La gobernanza en las empresas ha dejado de ser un tema reservado para los directores y las políticas internas. Ahora, se considera crucial para la salud económica de un país, ya que la falta de confianza puede obstaculizar inversiones y dificultar la cooperación necesaria para políticas públicas efectivas.
En el conversatorio "Gobernanza Transformacional y la acción colectiva para un buen gobierno corporativo", parte de la "III Cumbre Empresarial por los ODS: Un pacto por Bolivia", se discutió la necesidad de formar profesionales capaces de actuar con responsabilidad y transparencia. Este evento fue organizado por Pacto Global Red Bolivia, la ONU en Bolivia, el Ministerio de Planificación del Desarrollo y Medio Ambiente, y la Embajada de Suecia.
Los participantes, entre empresarios y académicos, coincidieron en que la integridad no es solo un requisito normativo, sino una habilidad que debe cultivarse tanto en las empresas como en la educación superior. Verónica Ágreda, rectora de la Universidad Privada Franz Tamayo, enfatizó que enseñar con el ejemplo es fundamental; tener códigos de conducta no es suficiente si no se reflejan en acciones concretas.

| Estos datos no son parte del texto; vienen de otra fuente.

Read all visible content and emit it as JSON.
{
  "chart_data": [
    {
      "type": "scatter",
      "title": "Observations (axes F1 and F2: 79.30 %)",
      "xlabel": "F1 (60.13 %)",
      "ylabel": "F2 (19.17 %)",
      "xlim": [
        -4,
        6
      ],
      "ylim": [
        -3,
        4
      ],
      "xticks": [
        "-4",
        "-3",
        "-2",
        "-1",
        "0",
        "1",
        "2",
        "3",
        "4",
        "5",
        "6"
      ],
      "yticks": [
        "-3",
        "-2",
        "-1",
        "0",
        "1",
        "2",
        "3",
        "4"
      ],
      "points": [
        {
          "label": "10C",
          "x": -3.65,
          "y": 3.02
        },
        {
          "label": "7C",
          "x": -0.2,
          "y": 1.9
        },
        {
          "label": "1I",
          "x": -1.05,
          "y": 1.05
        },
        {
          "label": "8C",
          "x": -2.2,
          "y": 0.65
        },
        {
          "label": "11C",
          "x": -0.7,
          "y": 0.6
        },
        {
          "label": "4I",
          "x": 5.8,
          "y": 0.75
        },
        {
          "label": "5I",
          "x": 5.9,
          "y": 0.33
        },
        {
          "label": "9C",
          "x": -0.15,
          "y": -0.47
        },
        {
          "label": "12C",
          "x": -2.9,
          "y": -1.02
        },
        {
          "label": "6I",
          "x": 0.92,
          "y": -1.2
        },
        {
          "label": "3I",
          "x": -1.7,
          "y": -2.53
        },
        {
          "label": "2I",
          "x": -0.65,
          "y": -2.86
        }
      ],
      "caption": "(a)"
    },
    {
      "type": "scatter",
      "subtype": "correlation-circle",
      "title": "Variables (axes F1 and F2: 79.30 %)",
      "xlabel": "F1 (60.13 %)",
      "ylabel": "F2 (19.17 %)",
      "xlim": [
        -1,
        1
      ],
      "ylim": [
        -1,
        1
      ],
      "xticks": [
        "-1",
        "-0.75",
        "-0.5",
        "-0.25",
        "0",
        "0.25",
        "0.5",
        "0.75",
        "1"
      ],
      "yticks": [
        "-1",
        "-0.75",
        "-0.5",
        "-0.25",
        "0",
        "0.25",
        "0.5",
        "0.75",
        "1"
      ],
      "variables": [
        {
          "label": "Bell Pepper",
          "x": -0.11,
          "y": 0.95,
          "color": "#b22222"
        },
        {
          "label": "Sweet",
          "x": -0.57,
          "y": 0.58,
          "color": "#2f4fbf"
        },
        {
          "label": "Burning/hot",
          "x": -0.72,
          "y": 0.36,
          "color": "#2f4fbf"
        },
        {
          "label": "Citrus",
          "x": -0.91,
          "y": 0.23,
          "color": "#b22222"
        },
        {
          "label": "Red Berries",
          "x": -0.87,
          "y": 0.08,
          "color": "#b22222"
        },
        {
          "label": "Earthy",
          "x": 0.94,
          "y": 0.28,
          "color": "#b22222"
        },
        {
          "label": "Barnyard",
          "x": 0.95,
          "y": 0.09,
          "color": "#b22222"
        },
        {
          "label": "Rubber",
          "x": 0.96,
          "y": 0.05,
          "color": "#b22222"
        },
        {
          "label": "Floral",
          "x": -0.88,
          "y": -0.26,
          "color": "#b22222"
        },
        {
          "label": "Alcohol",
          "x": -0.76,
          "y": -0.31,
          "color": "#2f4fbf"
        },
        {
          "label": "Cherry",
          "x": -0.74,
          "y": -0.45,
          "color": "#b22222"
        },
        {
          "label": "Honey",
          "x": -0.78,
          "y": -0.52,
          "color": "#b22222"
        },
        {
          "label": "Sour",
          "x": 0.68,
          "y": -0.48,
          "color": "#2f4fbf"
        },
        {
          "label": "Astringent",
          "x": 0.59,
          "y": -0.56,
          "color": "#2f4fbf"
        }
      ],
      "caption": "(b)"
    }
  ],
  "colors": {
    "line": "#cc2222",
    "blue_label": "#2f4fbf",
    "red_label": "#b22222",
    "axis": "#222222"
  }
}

La académica también abordó la necesidad de que las empresas desarrollen estructuras que prevengan riesgos y fomenten la confianza, mientras que las universidades deben formar a los futuros profesionales en la comprensión del impacto de sus decisiones.

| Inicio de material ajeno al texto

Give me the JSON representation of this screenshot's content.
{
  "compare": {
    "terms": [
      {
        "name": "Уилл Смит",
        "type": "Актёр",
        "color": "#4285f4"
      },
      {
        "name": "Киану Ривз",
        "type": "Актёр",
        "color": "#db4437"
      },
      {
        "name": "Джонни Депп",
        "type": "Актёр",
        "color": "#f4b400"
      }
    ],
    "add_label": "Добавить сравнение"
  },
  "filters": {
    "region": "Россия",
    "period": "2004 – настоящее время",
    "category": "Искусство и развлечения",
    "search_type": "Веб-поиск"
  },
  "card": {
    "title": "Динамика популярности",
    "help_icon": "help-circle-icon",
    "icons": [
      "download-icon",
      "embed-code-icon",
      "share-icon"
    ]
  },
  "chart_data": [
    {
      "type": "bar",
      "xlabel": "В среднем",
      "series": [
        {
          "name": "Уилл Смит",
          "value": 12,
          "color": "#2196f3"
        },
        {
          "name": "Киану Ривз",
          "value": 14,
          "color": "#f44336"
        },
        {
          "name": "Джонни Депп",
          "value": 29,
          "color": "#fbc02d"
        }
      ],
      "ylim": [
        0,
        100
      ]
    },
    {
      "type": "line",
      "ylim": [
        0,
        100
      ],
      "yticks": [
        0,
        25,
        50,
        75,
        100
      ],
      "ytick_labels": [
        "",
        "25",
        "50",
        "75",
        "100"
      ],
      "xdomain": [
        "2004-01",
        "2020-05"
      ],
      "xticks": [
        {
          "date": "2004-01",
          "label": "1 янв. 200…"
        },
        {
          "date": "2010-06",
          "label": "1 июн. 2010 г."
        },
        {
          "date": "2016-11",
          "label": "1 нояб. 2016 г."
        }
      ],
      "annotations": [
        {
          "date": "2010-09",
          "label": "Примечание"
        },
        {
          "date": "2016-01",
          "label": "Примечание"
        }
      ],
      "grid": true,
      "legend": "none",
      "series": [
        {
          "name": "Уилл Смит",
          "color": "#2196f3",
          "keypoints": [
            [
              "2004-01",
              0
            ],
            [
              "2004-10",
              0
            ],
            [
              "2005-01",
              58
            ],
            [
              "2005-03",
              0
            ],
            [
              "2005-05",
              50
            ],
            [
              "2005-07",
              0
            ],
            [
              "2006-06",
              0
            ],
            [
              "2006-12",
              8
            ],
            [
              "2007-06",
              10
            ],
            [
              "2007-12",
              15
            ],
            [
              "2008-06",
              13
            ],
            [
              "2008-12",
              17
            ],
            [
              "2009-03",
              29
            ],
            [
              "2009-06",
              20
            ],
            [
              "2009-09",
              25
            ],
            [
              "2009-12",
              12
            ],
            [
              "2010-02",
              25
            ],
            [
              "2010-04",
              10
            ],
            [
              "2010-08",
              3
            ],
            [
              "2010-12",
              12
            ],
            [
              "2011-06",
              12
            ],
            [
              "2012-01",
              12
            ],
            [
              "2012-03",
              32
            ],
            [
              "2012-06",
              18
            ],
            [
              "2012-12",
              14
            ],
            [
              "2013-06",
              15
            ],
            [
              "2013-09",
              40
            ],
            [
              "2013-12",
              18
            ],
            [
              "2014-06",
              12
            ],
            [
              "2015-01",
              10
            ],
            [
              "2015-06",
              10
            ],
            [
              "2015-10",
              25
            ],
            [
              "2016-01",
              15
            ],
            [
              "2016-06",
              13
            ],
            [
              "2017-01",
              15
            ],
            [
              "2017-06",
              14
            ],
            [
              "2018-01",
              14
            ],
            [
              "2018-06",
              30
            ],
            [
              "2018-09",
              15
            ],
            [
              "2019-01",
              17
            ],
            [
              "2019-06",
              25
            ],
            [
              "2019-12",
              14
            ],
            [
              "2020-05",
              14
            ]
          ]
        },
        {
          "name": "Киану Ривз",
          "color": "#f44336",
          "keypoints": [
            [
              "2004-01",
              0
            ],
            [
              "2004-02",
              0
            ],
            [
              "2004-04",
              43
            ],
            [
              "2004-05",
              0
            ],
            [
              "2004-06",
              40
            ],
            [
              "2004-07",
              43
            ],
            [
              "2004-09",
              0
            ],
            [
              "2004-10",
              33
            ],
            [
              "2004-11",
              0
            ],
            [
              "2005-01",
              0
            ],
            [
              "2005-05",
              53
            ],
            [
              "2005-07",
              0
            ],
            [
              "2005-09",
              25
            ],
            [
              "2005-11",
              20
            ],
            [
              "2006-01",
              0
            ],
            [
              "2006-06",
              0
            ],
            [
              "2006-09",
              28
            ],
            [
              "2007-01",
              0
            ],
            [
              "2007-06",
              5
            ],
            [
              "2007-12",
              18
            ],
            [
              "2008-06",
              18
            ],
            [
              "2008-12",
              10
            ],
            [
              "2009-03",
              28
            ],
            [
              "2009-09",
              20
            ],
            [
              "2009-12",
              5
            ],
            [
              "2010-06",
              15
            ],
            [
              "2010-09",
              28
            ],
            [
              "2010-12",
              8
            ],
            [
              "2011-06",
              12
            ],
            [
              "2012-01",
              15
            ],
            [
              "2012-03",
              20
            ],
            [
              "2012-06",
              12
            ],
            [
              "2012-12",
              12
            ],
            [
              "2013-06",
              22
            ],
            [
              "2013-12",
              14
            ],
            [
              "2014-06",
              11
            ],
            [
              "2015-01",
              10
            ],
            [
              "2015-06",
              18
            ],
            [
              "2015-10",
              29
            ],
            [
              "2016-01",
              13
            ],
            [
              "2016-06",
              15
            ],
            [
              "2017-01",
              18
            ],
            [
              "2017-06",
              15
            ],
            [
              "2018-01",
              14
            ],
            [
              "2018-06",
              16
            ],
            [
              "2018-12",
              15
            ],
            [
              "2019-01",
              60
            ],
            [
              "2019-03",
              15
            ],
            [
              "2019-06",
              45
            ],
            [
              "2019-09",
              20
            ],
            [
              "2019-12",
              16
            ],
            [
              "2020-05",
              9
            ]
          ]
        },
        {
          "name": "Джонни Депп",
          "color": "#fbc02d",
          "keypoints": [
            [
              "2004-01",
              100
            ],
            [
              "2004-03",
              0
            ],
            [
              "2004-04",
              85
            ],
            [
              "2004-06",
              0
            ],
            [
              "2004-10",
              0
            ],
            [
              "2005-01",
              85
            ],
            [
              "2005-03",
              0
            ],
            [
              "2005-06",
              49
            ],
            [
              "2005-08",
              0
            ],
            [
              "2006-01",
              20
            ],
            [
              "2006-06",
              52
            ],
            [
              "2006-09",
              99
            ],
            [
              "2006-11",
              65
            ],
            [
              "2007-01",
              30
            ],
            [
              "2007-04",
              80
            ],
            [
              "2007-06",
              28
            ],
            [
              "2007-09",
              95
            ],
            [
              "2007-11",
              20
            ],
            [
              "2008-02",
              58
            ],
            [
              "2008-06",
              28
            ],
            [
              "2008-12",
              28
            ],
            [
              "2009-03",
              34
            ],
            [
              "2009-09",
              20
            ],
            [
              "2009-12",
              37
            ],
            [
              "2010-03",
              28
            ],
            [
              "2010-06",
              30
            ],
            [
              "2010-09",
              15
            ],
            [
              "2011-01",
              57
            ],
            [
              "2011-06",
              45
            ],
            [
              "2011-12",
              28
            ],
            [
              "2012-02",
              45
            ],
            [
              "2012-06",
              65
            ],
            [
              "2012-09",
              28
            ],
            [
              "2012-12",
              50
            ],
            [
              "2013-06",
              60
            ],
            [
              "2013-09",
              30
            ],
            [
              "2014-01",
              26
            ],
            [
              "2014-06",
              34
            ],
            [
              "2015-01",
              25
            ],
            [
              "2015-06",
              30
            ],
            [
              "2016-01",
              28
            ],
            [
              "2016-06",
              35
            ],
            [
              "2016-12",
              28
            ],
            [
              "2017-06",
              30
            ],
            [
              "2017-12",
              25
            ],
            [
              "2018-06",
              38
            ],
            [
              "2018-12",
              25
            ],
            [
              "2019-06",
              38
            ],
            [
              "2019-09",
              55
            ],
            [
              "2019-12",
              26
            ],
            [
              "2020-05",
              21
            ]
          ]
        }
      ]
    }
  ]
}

Alfredo Salles, vicepresidente de Sinchi Wayra, advirtió sobre el peligro de que la ética empresarial se convierta en un mero documento. Para él, la verdadera gobernanza implica que las políticas se materialicen en comportamientos reales. La capacitación del personal y la apertura de canales de comunicación son esenciales para lograr esta transformación.
Alejandro Aguilar de CBN remarcó que un código de ética debe ser un compromiso compartido y no una norma aislada. También destacó que las políticas de gobernanza deben adaptarse a las particularidades culturales y contextuales de cada país.
Mónica Mendoza, de la ONU contra la Droga y el Delito, afirmó que la integridad empresarial puede ser una ventaja competitiva, ayudando a atraer inversiones y reducir costos asociados a la corrupción. La rápida evolución de la inteligencia artificial también plantea la necesidad de establecer reglas claras para su uso.
Finalmente, Ágreda subrayó que la academia tiene un papel fundamental como mediadora en esta transición. Al estar libre de influencias políticas, puede proporcionar evidencia que ayude a construir confianza y soluciones efectivas. Así, la confianza no solo se exige, sino que se aprende y se fomenta.